Taiwan telah menjadikan sub-program dalam negeri sebagai bagian penting dari proyek ambisius untuk memodernisasi angkatan bersenjatanya seiring peningkatan latihan militer Cina di sekitar wilayah Taiwan. Program ini diprakasai Presiden Taiwan, Tsai Ing-wen ketika ia menjabat pada 2016.

Penasihat keamanan presiden, Laksamana Huang Shu-kuang yang memimpin program tersebut, mengatakan, 10 kapal selam, termasuk dua kapal selam buatan Belanda yang ditugaskan pada 1980an, akan mempersulit Angkatan Laut Cina untuk memproyeksikan kekuatan ke Pasifik.  “Jika kita dapat membangun kapasitas tempur ini, saya rasa kita tidak akan kalah perang,” kata Huang.

Huang mengatakan, kapal selam pertama yang dibanderol dengan harga 49,36 miliar Taiwan atau 1,54 miliar dolar AS, akan menggunakan sistem tempur buatan Lockheed Martin Corp dan membawa torpedo kelas berat MK-48 buatan AS.  Kapal ini akan memasuki uji coba laut bulan depan sebelum dikirim ke angkatan laut pada akhir 2024.

Untuk model selanjutnya, Taiwan akan memberikan ruang untuk rudal antikapal yang diluncurkan dari kapal selam. Namun penambahan senjata tersebut bergantung pada ketersediaan produksi di AS, yang kapasitasnya sudah terbatas. Huang menyebut kapal selam itu sebagai “pencegah strategis” terhadap kapal perang Cina yang melintasi Selat Miyako dekat barat daya Jepang atau Selat Bashi yang memisahkan Taiwan dari Filipina.

Huang mengatakan, kapal selam diesel-listrik Taiwan dapat menahan Cina dalam rangkaian pulau pertama, mengacu pada wilayah yang terbentang dari Jepang melalui Taiwan, Filipina, dan hingga Kalimantan yang meliputi laut pesisir Cina. “Ini juga merupakan konsep strategis militer Amerika Serikat untuk menahan mereka di rangkaian pulau pertama dan menolak akses mereka. Kalau Taiwan direbut, Jepang pasti tidak aman, Korea Selatan pasti tidak aman," ujar Huang.

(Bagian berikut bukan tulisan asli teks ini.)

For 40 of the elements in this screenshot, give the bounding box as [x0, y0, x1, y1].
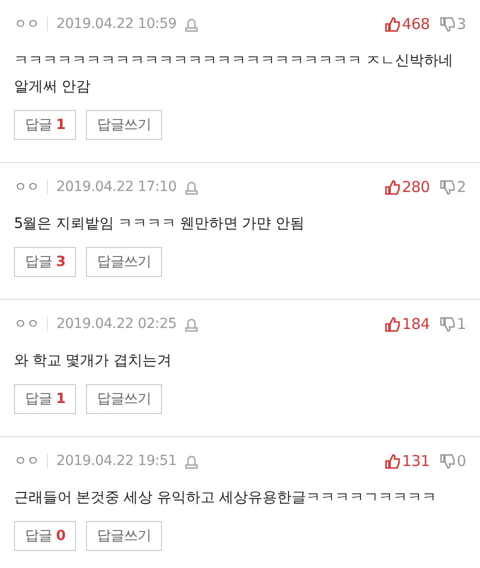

Angkatan Laut Cina, termasuk kapal induk Shandong, semakin aktif berlayar di lepas pantai timur Taiwan dalam beberapa bulan terakhir. Hal ini memicu kekhawatiran bahwa Cina dapat melancarkan serangan dari arah tersebut.

Taiwan Timur adalah tempat di mana para perencana telah lama membayangkan pengelompokan kembali militer di pulau itu dan mempertahankan pasukannya selama konflik. Huang menyatakan, kapal selam tersebut dapat membantu menjaga “jalur kehidupan” pulau itu ke Pasifik, dengan menjaga pelabuhan di sepanjang pantai timur Taiwan tetap terbuka untuk pasokan jika terjadi konflik.

“Kapal selam akan menjauhkan kapalnya (Cina) dari pantai timur kita,” kata Huang.

Chieh Chung, seorang peneliti militer di lembaga pemikir Yayasan Kebijakan Nasional Taiwan, mengatakan, armada tersebut akan mengalami kesulitan dalam melakukan tugas itu. Karena Cija dapat menempatkan kapal perang di Pasifik sebelum melancarkan serangan. Chung menambahkan,  kapal selam dapat menempati titik penyergapan strategis di wilayah tersebut dan sangat membahayakan kemampuan tempur Cina, dengan menargetkan kapal-kapal bernilai tinggi seperti kelompok kapal induk atau armada pendarat.

Taiwan diam-diam dibantu 7 negara membangun kapal selam....

Baca Juga


Taiwan diam-diam mendapatkan teknologi, komponen, dan sumber daya manusia dari setidaknya tujuh negara untuk membantunya membangun kapal selam. Mendapatkan bantuan asing merupakan tantangan tersendiri bagi Taiwan, yang tidak memiliki hubungan resmi dengan sebagian besar negara.

Huang menolak menyebutkan negara mana saja yang menyetujui izin ekspor. Namun Huang mengatakan, dia telah menghubungi para jenderal dari negara-negara seperti Amerika Serikat, Jepang, Korea Selatan, dan India.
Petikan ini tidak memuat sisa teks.